On Oct 18, 2006, at 4:39 PM, Jeffrey Knight wrote:

>
>
> Check out the American Apparel store in second life.  You can buy  
> shirts for your avatar and American Apparel gives you a discount to  
> buy the same item in real life.  They also link items from their  
> second life to their website.   You can already IM in second life  
> (I'm told it's being reworked to run over jabber), and listen to  
> music in second life.  It has an economy.  People give talks and  
> perform Shakespeare plays.  And, yes, there's the porn.
>
> Once you can email, purchase products, browse the wikipedia  
> library, and ask google questions, what do you need the silly old  
> http internet for?
>
> Granted, SecondLife may not be the final answer (it has its issues,  
> to be sure), but something like SecondLife will be the http killer,  
> probably sooner than we think. (I'd like to think of it as a  
> version of SecondLife where my data isn't all on someone else's  
> server.)
>
> See also: http://www.libsecondlife.org/
>
> -Jef
>
>
> Jeffrey Knight
> Root Silver Technology Consulting, New York NY
> Ecommerce & Web Development
> (aim) jefight | (msn) jefight at hotmail.com | (gtalk)  

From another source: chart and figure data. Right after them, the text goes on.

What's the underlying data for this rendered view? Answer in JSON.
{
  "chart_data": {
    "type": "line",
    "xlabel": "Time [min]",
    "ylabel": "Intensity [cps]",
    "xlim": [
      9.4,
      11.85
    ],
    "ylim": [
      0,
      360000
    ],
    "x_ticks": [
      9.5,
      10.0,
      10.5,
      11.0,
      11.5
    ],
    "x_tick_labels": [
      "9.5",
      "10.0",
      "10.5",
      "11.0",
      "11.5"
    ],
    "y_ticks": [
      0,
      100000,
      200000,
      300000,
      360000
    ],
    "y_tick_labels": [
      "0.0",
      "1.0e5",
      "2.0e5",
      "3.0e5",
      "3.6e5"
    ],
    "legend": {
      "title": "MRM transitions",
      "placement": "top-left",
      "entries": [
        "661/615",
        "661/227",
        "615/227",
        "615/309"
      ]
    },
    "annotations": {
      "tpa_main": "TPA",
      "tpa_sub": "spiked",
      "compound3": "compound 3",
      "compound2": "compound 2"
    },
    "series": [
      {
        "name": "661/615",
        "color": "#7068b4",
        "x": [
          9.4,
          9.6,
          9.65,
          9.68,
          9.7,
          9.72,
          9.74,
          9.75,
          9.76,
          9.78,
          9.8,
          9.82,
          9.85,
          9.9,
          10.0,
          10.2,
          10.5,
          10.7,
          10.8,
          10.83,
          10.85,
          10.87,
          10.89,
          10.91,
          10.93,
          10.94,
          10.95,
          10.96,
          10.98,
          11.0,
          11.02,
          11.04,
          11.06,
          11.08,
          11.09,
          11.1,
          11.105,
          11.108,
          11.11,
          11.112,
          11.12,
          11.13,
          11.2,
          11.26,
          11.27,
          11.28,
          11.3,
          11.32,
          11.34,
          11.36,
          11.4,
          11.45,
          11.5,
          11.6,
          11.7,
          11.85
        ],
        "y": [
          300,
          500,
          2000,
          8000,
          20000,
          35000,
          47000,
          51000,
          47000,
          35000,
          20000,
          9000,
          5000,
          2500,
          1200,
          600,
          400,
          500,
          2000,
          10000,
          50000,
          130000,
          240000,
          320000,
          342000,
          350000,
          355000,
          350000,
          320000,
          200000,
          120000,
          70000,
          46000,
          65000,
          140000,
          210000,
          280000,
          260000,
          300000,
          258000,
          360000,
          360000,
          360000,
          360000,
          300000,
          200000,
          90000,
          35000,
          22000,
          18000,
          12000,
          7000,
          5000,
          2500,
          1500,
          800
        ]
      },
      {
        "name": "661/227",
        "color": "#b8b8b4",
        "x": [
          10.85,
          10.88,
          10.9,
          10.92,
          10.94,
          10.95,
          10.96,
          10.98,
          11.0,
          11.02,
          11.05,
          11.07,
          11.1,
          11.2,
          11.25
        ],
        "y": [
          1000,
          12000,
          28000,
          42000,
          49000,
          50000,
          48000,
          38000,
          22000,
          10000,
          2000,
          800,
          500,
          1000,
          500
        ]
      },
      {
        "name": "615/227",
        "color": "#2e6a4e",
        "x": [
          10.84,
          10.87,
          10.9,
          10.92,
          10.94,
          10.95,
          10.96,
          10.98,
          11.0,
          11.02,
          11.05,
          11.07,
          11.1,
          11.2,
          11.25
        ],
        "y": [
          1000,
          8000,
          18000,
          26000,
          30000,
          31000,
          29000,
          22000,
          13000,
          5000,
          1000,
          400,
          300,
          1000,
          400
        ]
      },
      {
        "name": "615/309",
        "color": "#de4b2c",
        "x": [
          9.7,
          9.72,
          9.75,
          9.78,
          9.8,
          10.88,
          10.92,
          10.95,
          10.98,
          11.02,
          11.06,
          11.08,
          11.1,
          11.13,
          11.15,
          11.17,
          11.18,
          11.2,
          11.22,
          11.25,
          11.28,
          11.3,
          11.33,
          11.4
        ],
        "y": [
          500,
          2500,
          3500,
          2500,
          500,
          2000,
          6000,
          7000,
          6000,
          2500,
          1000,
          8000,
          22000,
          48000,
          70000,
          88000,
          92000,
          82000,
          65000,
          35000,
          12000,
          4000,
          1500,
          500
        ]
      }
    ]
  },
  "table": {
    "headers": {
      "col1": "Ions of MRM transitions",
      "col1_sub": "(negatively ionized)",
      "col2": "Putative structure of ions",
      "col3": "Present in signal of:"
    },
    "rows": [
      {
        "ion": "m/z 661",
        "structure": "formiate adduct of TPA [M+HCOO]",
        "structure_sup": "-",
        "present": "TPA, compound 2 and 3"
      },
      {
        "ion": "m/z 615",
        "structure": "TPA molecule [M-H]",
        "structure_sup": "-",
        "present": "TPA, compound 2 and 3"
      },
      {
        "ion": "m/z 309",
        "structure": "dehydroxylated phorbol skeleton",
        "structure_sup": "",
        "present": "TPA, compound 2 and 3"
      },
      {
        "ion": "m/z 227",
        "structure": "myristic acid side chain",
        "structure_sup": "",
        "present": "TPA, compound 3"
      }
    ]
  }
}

> jeffrey.knight at gmail.com
> (c) 646 236 3051
>
>
>> Maybe we just have very strong blinders on.  :-)
>>
>> HTTP was designed for a certain flavor of application, the kind that
>> involves discrete requests for content-bearing resources on remote
>> servers.
>>
>> It turns out you can build a helluva lot of useful stuff with it,
>> especially if you add a session mechanism and start
>> automating/scripting the requests.
>>
>> But just because you _can_ build an application by cobbling together
>> all these technologies, doesn't mean you _should_.
>>
>> I think the SecondLife example is a good one. Cyberspace made real.
>>
>> I also think that virtualization has made it a snap to create
>> application "kiosks" where you use a VNC client rather than a web
>> browser to connect to and interact with a system, even if (especially
>> if!) that system is running on your own workstation.